Pour autant, le groupe devra compter avec les relations de ses principaux concurrents avec les telcos : liens évidents pour Zive avec SFR, puisque le service est édité par l’opérateur, et distribué en exclusivité à ses abonnés, mais aussi partenariat élargi avec Orange coté Netflix : la plateforme a été distribuée dès son arrivée en France par l’opérateur, et le lancement de Marseille les a vu conduire différentes actions de marketing conjoint (diffusion exclusive en 4K de la série sur Orange, campagne de publicité commune, mise en avant de Netflix dans l’interface utilisateur…). Dans un contexte hexagonal où plus de 60% des foyers reçoivent désormais la télévision au travers de l’ADSL, de la fibre ou du câble, de tels accords apparaissent particulièrement stratégiques pour l’accès au consommateur final.

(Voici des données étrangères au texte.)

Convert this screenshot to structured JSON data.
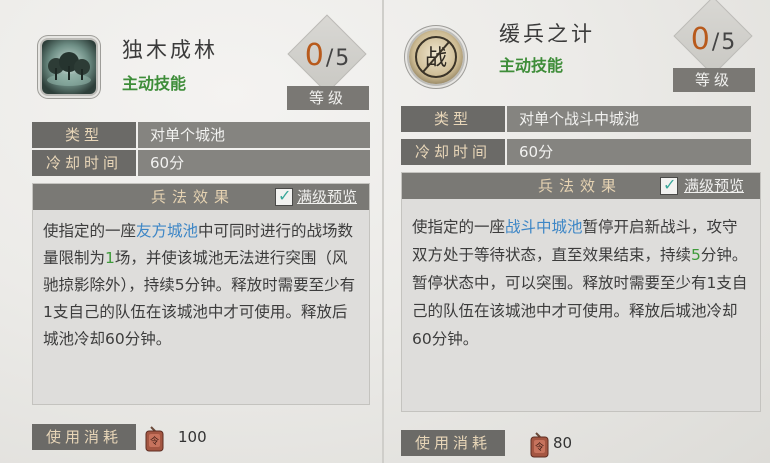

Le renforcement de l’ancrage dans les écosystèmes locaux pourrait d’ailleurs plus largement marquer une nouvelle étape dans la stratégie de Netflix, après le déploiement international à marche forcée qui lui permet aujourd’hui d’être disponible dans 190 pays. Après les initiatives conduites avec Orange, et la diffusion très commentée des 2 premiers épisodes de Marseille par TF1, le nouveau Pdg de cette dernière Gilles Pélisson a ainsi évoqué le 31 mai, lors du Colloque NPA / Le Figaro la mise en place d’une alliance à 2 ou 3 ans intégrant également sa filiale Newen autour d’accords de coproductions et/ou de cession de droits de diffusion ; en Italie, c’est à la RAI que Netflix s’est associé pour produire son premier Original local, Suburra. Parallèlement, les accords que le groupe multiplie avec des telcos (Vodafone en Italie, en Allemagne et en Irlande, Telecom Italia…), lui assure une présence dans les plans de service de ces derniers et lui permettent de dépasser la seule distribution OTT.

Et le glissement sémantique opéré par Reed Hastings est significatif : après avoir parié que « la télévision linéaire aura disparu dans vingt ans » – c’était en septembre 2014 au moment du lancement de Netflix en France – le fondateur de Netflix préfère aujourd’hui évoquer « la nouvelle télévision ».